The End of Tyranny
For the last week I’ve been playing the classic puzzle-solving video game Myst with my youngest son, Sawyer. I played Myst to its conclusion almost 20 years ago, so I could remember little of the game and its many ingenious puzzles except this: all the puzzles are indeed solvable. I had to remind myself of this on the several occasions Sawyer and I appeared to have reached a dead-end. Sawyer had not played the game through, however, and so when we reached these impasses he did what most people normally do when confronted with what looks like an insurmountable obstacle—he complained. “This game is flawed!” he concluded. “It’s poorly designed.”

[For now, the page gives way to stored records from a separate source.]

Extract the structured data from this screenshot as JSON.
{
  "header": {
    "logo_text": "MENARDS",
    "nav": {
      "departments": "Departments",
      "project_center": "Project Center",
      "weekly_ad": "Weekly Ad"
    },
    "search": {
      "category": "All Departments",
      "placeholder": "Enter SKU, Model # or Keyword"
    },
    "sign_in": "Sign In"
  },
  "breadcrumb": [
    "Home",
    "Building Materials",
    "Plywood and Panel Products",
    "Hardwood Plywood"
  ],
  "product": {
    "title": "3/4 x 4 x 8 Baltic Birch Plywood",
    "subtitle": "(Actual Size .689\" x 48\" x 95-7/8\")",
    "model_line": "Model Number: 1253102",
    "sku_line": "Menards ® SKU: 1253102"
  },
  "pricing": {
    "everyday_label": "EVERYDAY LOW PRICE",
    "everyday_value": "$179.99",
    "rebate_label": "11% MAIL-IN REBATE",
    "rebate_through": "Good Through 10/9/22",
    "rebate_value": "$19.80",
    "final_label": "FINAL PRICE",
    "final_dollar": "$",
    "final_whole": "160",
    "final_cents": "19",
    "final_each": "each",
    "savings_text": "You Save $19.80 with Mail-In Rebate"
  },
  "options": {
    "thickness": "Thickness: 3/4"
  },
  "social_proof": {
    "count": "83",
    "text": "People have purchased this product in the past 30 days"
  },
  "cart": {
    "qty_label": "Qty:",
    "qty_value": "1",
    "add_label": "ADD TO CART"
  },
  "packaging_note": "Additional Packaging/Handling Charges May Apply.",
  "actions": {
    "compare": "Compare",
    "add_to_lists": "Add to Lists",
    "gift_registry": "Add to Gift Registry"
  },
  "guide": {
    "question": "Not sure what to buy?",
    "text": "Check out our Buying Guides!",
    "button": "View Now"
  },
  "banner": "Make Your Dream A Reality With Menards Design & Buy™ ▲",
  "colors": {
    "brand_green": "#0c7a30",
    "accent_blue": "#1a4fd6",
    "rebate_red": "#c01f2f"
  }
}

To be clear, I would have complained as well had I not known, empirically, that the problem was not the game’s design but the players’ perception. It was a kind of foggy hindsight, which, while obscuring the solutions, revealed complaint in all its uselessness. The complainer says, “There are no solutions!” and so none are perceived. His complaints actually prevent him from seeing the very thing he complains does not exist.
It was a rare treat in my life as a father. I was able to say, “Trust me, we’ll figure it out,” with a time-traveler’s authority. But I do not need to replay my trials every decade or so to know the roles of trust and complaint in my life. What can feel like a declaration of independence from the tyranny of an unjust world is actually a sentence to a prison of my own design. Fortunately, I can leave as soon as I remember that the key to that cell is not the solution to some problem but only the belief that one exists.